Here’s another easier one from Facebook. Snooze-flash of all things.
Or another from Instagram. Dog dozes are the new cat naps.
There’s always going to be posts which align more closely than others. There’s plenty of examples where the copy on social posts or in emails is perfectly fine. But, honestly? You would expect an app as big as Headspace at this point in their business to be so much better aligned. Let’s look at the that tone of voice again. Are these posts?
❌ Calm
❌ Clear
❌ Measured
❌ Authentic
✔️ Slightly quirky
Changing times
In the meantime, as Headspace grows new lessons are being added which could risk diluting Headspaces’ tone of voice even further. New female voices have been added. Plus there’s translated meditations in German, French and Spanish. For the business this is awesome. However, the anchor of using Andy as the central tone of voice is weakened.
So who has control of the tone of voice?
Normally, we’d be recommending a long hard look at refining the copy going out over email and social to bring it back in line with their central values. But dragging this back to Andy’s original tone of voice isn’t what’s needed.
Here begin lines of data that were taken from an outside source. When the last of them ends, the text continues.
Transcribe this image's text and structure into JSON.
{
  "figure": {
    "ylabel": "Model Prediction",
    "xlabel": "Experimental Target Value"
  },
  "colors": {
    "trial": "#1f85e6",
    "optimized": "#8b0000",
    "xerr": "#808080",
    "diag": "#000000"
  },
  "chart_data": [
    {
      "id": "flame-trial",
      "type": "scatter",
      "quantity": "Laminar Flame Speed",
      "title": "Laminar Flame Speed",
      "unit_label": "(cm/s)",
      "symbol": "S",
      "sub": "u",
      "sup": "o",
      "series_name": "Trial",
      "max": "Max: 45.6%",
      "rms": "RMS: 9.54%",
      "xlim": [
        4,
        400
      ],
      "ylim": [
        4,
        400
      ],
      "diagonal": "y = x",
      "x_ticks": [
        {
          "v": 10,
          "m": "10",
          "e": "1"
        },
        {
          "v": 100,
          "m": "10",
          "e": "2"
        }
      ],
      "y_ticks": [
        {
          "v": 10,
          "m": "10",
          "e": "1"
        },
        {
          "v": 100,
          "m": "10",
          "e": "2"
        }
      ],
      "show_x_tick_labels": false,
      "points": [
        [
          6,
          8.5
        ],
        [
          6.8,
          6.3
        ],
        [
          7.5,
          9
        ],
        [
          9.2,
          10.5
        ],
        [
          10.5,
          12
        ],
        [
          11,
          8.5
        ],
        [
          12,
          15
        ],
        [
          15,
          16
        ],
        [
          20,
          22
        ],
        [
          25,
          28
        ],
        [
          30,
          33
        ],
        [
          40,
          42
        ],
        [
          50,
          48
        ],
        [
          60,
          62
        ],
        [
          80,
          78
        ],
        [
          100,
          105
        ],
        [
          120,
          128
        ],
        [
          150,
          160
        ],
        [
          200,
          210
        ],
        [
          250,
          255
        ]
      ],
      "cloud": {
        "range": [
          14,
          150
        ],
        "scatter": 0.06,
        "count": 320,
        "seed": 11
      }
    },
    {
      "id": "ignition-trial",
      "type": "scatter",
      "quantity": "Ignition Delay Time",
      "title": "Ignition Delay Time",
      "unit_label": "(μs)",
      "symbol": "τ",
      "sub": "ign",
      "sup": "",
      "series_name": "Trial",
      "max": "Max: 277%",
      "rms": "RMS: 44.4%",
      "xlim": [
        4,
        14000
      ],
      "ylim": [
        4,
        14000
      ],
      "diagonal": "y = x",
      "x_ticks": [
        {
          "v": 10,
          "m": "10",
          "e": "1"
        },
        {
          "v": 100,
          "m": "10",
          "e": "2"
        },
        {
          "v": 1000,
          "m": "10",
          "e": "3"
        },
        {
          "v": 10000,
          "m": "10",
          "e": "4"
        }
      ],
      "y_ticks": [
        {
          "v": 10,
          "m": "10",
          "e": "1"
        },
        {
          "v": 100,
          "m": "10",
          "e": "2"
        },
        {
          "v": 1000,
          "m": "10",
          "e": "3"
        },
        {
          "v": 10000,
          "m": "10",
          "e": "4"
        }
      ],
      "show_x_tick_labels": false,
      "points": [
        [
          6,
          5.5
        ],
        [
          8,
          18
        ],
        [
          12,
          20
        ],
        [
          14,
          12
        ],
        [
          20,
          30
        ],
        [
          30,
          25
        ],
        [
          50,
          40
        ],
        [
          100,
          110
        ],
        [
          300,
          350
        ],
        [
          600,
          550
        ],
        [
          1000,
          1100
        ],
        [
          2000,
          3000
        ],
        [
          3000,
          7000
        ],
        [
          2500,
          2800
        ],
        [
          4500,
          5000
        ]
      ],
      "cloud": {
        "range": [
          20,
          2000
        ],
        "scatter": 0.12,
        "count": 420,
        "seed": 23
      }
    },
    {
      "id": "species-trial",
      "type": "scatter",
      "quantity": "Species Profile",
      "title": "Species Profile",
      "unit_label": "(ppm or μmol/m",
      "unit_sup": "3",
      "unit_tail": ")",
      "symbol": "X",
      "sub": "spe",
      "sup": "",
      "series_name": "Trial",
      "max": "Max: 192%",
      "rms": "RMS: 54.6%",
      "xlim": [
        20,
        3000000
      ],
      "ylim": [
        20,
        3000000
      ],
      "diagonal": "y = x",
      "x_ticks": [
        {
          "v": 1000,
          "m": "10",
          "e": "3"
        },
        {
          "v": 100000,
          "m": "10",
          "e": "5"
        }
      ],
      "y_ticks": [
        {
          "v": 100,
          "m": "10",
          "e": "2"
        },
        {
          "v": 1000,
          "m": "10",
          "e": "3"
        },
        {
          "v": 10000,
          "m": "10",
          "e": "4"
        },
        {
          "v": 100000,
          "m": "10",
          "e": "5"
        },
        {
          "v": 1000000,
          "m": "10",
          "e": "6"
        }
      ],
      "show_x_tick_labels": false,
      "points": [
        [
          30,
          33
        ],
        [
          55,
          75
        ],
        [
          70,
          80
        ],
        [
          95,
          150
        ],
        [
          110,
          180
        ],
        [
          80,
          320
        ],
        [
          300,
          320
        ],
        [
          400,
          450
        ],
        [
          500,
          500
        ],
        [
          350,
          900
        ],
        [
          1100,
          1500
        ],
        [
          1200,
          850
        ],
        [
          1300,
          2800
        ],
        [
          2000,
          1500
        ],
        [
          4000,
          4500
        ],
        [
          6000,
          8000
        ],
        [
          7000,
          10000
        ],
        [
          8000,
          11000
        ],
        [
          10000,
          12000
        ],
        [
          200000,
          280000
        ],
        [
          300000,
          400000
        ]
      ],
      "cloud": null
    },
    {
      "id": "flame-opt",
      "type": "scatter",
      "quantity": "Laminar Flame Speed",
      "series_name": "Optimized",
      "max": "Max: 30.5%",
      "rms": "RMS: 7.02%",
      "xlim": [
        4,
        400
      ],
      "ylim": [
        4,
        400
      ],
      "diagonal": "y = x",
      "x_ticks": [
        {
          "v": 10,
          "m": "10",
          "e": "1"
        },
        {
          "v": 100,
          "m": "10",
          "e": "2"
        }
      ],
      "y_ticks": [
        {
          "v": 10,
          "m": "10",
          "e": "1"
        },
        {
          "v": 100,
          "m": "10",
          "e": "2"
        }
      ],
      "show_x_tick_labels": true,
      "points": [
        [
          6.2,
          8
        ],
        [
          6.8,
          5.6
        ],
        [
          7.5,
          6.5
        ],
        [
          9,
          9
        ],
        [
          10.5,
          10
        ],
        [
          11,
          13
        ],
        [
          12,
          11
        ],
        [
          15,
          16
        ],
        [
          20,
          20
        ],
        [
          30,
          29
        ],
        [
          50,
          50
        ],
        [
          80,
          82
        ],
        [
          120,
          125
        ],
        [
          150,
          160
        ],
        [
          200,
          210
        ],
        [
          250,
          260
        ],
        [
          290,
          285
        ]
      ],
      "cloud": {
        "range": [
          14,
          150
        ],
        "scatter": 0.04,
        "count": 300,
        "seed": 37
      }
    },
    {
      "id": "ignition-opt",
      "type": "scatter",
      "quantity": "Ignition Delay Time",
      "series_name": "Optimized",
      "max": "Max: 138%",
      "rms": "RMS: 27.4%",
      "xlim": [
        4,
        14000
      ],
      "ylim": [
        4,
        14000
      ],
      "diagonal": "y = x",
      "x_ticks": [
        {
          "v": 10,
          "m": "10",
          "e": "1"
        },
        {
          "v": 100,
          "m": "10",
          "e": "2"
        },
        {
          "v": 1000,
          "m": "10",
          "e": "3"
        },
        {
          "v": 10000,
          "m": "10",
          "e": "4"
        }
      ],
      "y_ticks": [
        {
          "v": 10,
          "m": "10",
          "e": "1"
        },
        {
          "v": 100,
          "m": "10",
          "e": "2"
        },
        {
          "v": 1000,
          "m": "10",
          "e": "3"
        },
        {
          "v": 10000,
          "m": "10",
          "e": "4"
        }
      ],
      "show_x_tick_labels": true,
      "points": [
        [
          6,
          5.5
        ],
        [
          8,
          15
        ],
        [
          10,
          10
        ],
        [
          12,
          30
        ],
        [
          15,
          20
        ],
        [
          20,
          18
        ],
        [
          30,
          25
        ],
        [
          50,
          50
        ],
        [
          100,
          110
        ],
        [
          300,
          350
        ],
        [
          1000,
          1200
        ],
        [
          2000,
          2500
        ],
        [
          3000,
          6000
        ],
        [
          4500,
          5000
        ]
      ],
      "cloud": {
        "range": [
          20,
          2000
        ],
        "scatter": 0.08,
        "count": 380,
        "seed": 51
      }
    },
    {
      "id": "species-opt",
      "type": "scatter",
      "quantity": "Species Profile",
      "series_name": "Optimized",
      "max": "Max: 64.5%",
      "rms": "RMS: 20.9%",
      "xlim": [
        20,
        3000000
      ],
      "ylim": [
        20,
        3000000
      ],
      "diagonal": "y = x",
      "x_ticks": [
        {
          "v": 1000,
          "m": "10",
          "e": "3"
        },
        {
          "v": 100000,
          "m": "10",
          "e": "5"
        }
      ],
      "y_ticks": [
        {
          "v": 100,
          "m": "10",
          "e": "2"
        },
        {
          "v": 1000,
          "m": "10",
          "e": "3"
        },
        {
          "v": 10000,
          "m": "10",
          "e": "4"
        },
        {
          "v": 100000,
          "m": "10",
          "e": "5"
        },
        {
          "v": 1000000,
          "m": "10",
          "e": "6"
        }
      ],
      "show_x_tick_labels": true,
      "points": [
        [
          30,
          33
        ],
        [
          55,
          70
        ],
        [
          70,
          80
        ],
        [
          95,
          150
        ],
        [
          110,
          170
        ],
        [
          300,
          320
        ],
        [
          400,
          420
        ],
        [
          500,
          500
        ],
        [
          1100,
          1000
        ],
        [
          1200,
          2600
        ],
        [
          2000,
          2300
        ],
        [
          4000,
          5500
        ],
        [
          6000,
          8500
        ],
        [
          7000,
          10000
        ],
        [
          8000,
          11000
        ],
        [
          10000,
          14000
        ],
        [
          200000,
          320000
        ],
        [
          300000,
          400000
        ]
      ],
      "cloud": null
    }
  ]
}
What’s needed is an updated Headspace tone of voice.
Achieving a universal tone of voice comes from having a seriously solid understanding of your audience. With new markets to expand into Headspace’s audience is even broader covering that needs to accommodate different languages (as well as the differing cultural associations of meditation and mental wellbeing). That’s not an easy job. Yet, there will be some universal qualities out there of why someone would want to meditate and why they would choose to do it through an app. Data and research will answer these questions.
If they can work that out you end up with a huge melting pot of different factors which need to be acknowledged – messaging which is influenced by Andy but not reliant on him. After all, as the business grows the tone of voice needs to grow with it.
That way, from that you can grow yourself a single universal tone of voice from which everyone else takes their cue so that your comms can can remain clear, calm and measured.